Asgari ücrete tek zam yapılmak istenmesine tepki gösteren TÜRK-İŞ Genel Başkanı Ergun Atalay, "Öyle bir noktaya geldi ki bu ücret geçim ücreti oldu. Hiç olmasın. Enflasyon da olmasın zam da yapmayın" dedi. İşte detaylar...
Türkiye İşçi Sendikaları Konfederasyonu (TÜRK-İŞ) Genel Başkanı Ergun Atalay, bir otelde düzenlenen 24. Olağan Genel Kurulu'nda, kamuda taşeron işçilik sorunun devam ettiğini belirterek enerji, sağlık ve inşaat başta olmak üzere birçok iş kolunda taşeron işçilerin kadro beklediğini söyledi.
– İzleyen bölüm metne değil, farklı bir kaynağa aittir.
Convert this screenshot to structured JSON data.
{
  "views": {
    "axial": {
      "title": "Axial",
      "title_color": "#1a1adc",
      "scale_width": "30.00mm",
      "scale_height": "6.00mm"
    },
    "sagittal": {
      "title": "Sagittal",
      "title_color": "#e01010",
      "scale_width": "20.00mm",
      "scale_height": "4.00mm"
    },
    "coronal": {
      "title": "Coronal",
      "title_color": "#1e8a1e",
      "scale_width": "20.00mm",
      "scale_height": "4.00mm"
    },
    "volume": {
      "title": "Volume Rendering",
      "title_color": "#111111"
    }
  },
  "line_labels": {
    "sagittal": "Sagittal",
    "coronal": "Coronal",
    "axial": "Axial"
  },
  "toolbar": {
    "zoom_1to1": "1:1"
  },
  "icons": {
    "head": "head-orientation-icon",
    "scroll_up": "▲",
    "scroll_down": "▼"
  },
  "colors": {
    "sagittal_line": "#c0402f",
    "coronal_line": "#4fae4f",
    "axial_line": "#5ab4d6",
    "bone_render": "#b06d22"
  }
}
Kamudaki yaklaşık 750 bin taşeron işçinin kadroya alındığını anımsatan Ergun Atalay şöyle konuştu:
"Elektrik direğinin tepesinde işçi asıl işi yapıyor ama kadroya alınmıyor. Karayollarında aynı araçtaki iki işçi, yoldaki karı birlikte temizliyor, asfaltı birlikte döküyor ama biri alıyor 12 bin lira, diğeri alıyor 22 bin lira. Biri yemek yiyor, diğeri yemiyor. Birinde ikramiye var, diğerinde yok. Bu adil bir sistem mi? Burada iş barışını sağlayabilir misiniz? Siyasetçilerin ve bürokratların sesi çıkmıyor. 100 kilometre yol yaparsanız ama 100 metresini bırakırsanız, o biten 100 kilometre hiç konuşulmaz, 100 metre konuşulur. Yetkililere sesleniyorum; bu ülkenin gündeminden taşeron meselesini çıkartın. Bu iş bitene kadar bu konuyu takip etmeye devam edeceğim."
"CAMBAZ OLSANIZ 11 BİN 402 LİRAYLA GEÇİNEMEZSİNİZ"
Ergun Atalay, asgari ücret görüşmelerinin aralık ayında başlayacağını anımsatarak asgari ücretin başta asgari ücret olmak üzere birçok ücret ve kalemi yakından ilgilendirdiğini söyledi.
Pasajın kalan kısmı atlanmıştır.